Search code examples
sql-serverunpivot

Converting single row into multiple rows based on values in columns


I have a table where each record represents a person and there are many columns used to indicate what events they attended:

CREATE TABLE EventAttendees
(
    Person VARCHAR(100),
    [Event A] VARCHAR(1),
    [Event B] VARCHAR(1),
    [Event C] VARCHAR(1)
)

INSERT INTO EventAttendees
SELECT 'John Smith','x',NULL,NULL
UNION
SELECT 'Jane Doe',NULL,'x','x'
UNION
SELECT 'Phil White','x',NULL,'x'
UNION
SELECT 'Sarah Jenkins','x','x','x'

Which looks like this for example:

SELECT * FROM Event Attendees

/---------------|---------|---------|---------\
| Person        | Event A | Event B | Event C |
|---------------|---------|---------|---------|
| John Smith    |    x    |   NULL  |   NULL  |
| Jane Doe      |   NULL  |    x    |    x    |
| Phil White    |    x    |   NULL  |    x    |
| Sarah Jenkins |    x    |    x    |    x    |
\---------------|---------|---------|---------/

I want to generate a list of who attended which events, so my desired output is:

/---------------|---------|
| Person        | Event   |
|---------------|---------|
| John Smith    | Event A |
| Jane Doe      | Event B |
| Jane Doe      | Event C |
| Phil White    | Event A |
| Phil White    | Event C |
| Sarah Jenkins | Event A |
| Sarah Jenkins | Event B |
| Sarah Jenkins | Event C |
\---------------|---------/

In reality I have many more than 3 events, but the above is for ease of explanation (This is not a homework question btw). As the Events might change in the future and I have no control over the data I am being passed, I really need a dynamic solution which can handle any number of possible event columns.

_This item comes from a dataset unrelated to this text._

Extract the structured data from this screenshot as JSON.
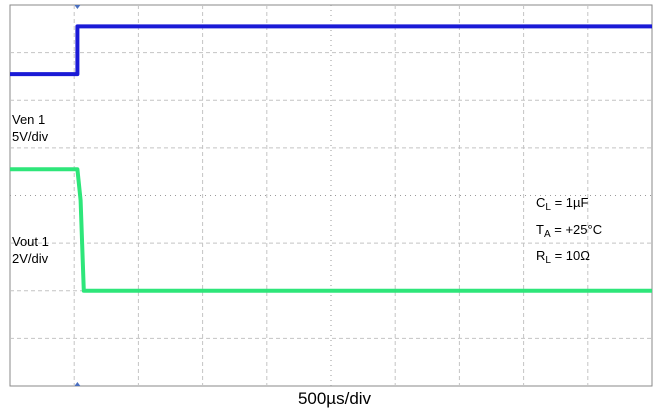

I'm assuming I can do something with UNPIVOT, but I just can't figure it out, or find a good example on SO or elsewhere to work from - can someone help?


Solution

  • Figured out the solution I was thinking of, but yes, it does require dynamic SQL to get the relevant column names to feed into the UNPIVOT:

    declare @sql varchar(max)
    set @sql = 
        'select Person, EventName
        from EventAttendees
        unpivot
        (
            Attended for EventName in (' + (select
                                            stuff((
                                                select ',' + QUOTENAME(c.[name])
                                                from sys.columns c
                                                join sys.objects o on c.object_id = o.object_id
                                                where o.[name] = 'EventAttendees'
                                                and c.column_id > 1
                                                order by c.[name]
                                                for xml path('')
                                            ),1,1,'') as colList) + ')
        ) unpiv
        where unpiv.Attended = ''x''
        order by Person, EventName'
    
    exec (@sql)
    

    In this example, I am making the assumption that the Event columns are from the second column in the table onwards, but obviously I could use some different logic within the subquery to identify the relevant columns if necessary.

    On my example data, this gives the desired result:

    /---------------------------\
    | Person        | EventName |
    |---------------|-----------|
    | Jane Doe      | Event B   |
    | Jane Doe      | Event C   |
    | John Smith    | Event A   |
    | Phil White    | Event A   |
    | Phil White    | Event C   |
    | Sarah Jenkins | Event A   |
    | Sarah Jenkins | Event B   |
    | Sarah Jenkins | Event C   |
    \---------------------------/
    

    I think I prefer this to using a cursor, although I haven't actually confirmed what performance difference (if any) there is between the two dynamic approaches.

    Thanks for everyone's help and suggestions on this question though, greatly appreciated as always!